Inside the rink, a gaggle of young men turned up, whirling about like manic pigeons, a vortex of teenage volatility. A calm instructor appeared with stacks of bright green cones, dividing the rink into them and us with a knowing smile. She proceeded to teach them 'skating forwards' (we all watched and copied on the other side) and 'skating backwards' (we all watched and tried to copy on the other side: I failed. Maybe next time!).

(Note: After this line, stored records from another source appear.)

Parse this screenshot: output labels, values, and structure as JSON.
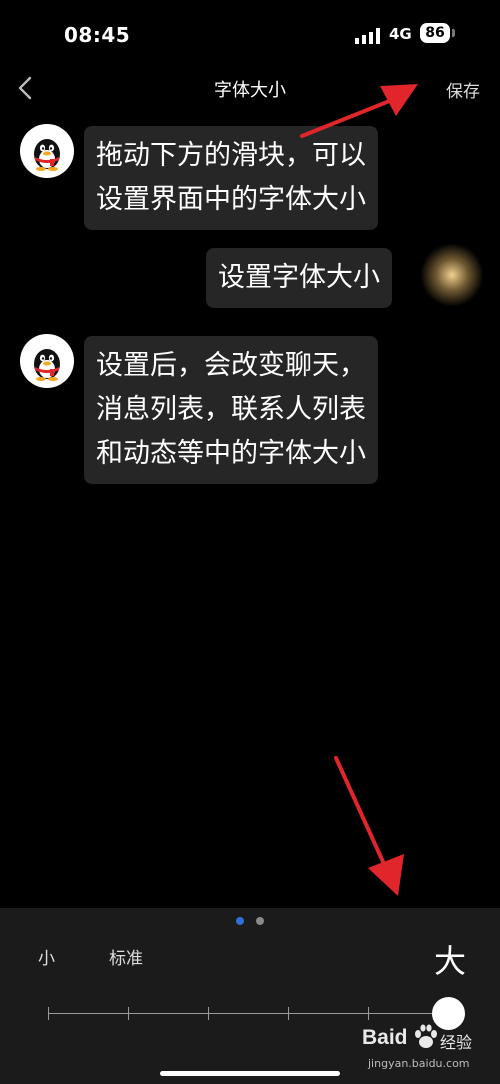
{
  "status_bar": {
    "time": "08:45",
    "network": "4G",
    "battery": "86"
  },
  "nav": {
    "title": "字体大小",
    "save_label": "保存"
  },
  "messages": [
    {
      "side": "left",
      "lines": [
        "拖动下方的滑块，可以",
        "设置界面中的字体大小"
      ]
    },
    {
      "side": "right",
      "lines": [
        "设置字体大小"
      ]
    },
    {
      "side": "left",
      "lines": [
        "设置后，会改变聊天，",
        "消息列表，联系人列表",
        "和动态等中的字体大小"
      ]
    }
  ],
  "font_size_control": {
    "labels": {
      "small": "小",
      "standard": "标准",
      "large": "大"
    },
    "levels": 6,
    "selected_level": 6,
    "page_indicator": {
      "pages": 2,
      "current": 1
    }
  },
  "watermark": {
    "brand": "Baid",
    "suffix": "经验",
    "url": "jingyan.baidu.com"
  },
  "colors": {
    "background": "#000000",
    "bubble": "#262626",
    "panel": "#1b1b1b",
    "accent": "#2f6fd6",
    "annotation_arrow": "#e0262b"
  }
}
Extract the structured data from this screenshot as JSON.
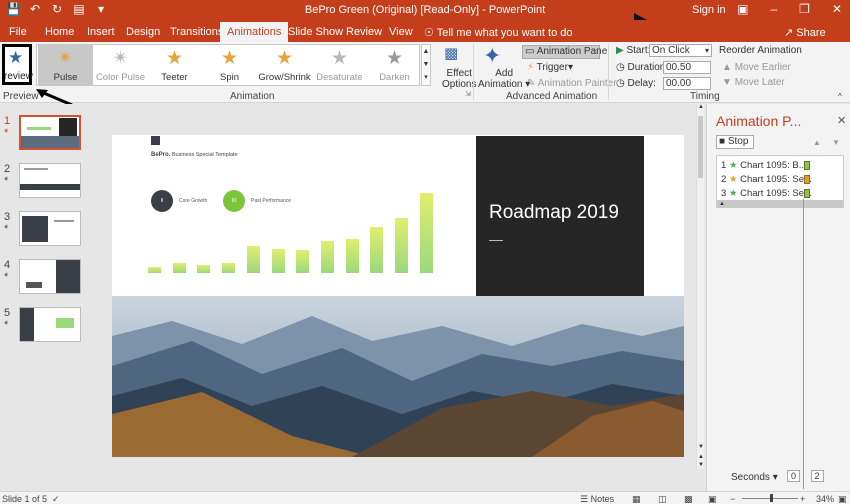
{
  "app": {
    "title": "BePro Green (Original) [Read-Only]  -  PowerPoint",
    "sign_in": "Sign in",
    "share": "Share",
    "qat": [
      "save-icon",
      "undo-icon",
      "redo-icon",
      "customize-icon",
      "more-icon"
    ],
    "window_controls": [
      "ribbon-display-icon",
      "minimize-icon",
      "restore-icon",
      "close-icon"
    ]
  },
  "tabs": [
    "File",
    "Home",
    "Insert",
    "Design",
    "Transitions",
    "Animations",
    "Slide Show",
    "Review",
    "View"
  ],
  "active_tab": "Animations",
  "tell_me": "Tell me what you want to do",
  "ribbon": {
    "preview": {
      "label": "review",
      "group": "Preview"
    },
    "animations": [
      {
        "name": "Pulse",
        "enabled": true,
        "selected": true,
        "color": "#e8a33b"
      },
      {
        "name": "Color Pulse",
        "enabled": false,
        "color": "#b0b0b0"
      },
      {
        "name": "Teeter",
        "enabled": true,
        "color": "#e8a33b"
      },
      {
        "name": "Spin",
        "enabled": true,
        "color": "#e8a33b"
      },
      {
        "name": "Grow/Shrink",
        "enabled": true,
        "color": "#e8a33b"
      },
      {
        "name": "Desaturate",
        "enabled": false,
        "color": "#b0b0b0"
      },
      {
        "name": "Darken",
        "enabled": false,
        "color": "#b0b0b0"
      }
    ],
    "effect_options": [
      "Effect",
      "Options"
    ],
    "animation_group": "Animation",
    "add_animation": [
      "Add",
      "Animation"
    ],
    "animation_pane": "Animation Pane",
    "trigger": "Trigger",
    "animation_painter": "Animation Painter",
    "advanced_group": "Advanced Animation",
    "timing": {
      "start_label": "Start:",
      "start_value": "On Click",
      "duration_label": "Duration:",
      "duration_value": "00.50",
      "delay_label": "Delay:",
      "delay_value": "00.00",
      "reorder": "Reorder Animation",
      "move_earlier": "Move Earlier",
      "move_later": "Move Later",
      "group": "Timing"
    }
  },
  "slides": [
    {
      "num": "1"
    },
    {
      "num": "2"
    },
    {
      "num": "3"
    },
    {
      "num": "4"
    },
    {
      "num": "5"
    }
  ],
  "current_slide": {
    "brand_name": "BePro.",
    "brand_tag": "Business Special Template",
    "legend": [
      {
        "label": "Core Growth",
        "mark": "II",
        "color": "#3a3e47"
      },
      {
        "label": "Past Performance",
        "mark": "III",
        "color": "#7cc43a"
      }
    ],
    "bar_values": [
      5,
      9,
      7,
      9,
      24,
      21,
      20,
      28,
      30,
      40,
      48,
      70
    ],
    "title": "Roadmap 2019"
  },
  "animation_pane": {
    "title": "Animation P...",
    "stop": "Stop",
    "items": [
      {
        "num": "1",
        "label": "Chart 1095: B...",
        "color": "#4caf50"
      },
      {
        "num": "2",
        "label": "Chart 1095: Se...",
        "color": "#e0a020"
      },
      {
        "num": "3",
        "label": "Chart 1095: Se...",
        "color": "#4caf50"
      }
    ],
    "seconds": "Seconds",
    "timeline_start": "0",
    "timeline_end": "2"
  },
  "status": {
    "slide_info": "Slide 1 of 5",
    "notes": "Notes",
    "zoom": "34%"
  }
}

It was exhilarating to hiss about on the ice for the morning. I learned a new thing but I'm not sure what it was; probably something that I will discover in its entirety the next time I go. You make slow progress in terms of skill, but the process of skating is never disappointing and feels like a human form of flying.
Bliss. Bless. Whatever!
On the way home, I sensed policing and trouble on the tube. Was that an exploding anarchist disguised as a lippy teenage girl with a brown paper Primark bag?
An unassuming man got on at East Finchley with a bright green ukelele and started strumming to himself, much to the consternation of Suburban Couple and their ordinariness monitor. He got off next stop without serenading them with anything disturbing.
"Marn the dorce', announced the driver, and the dorce closed with a squeal and a thud.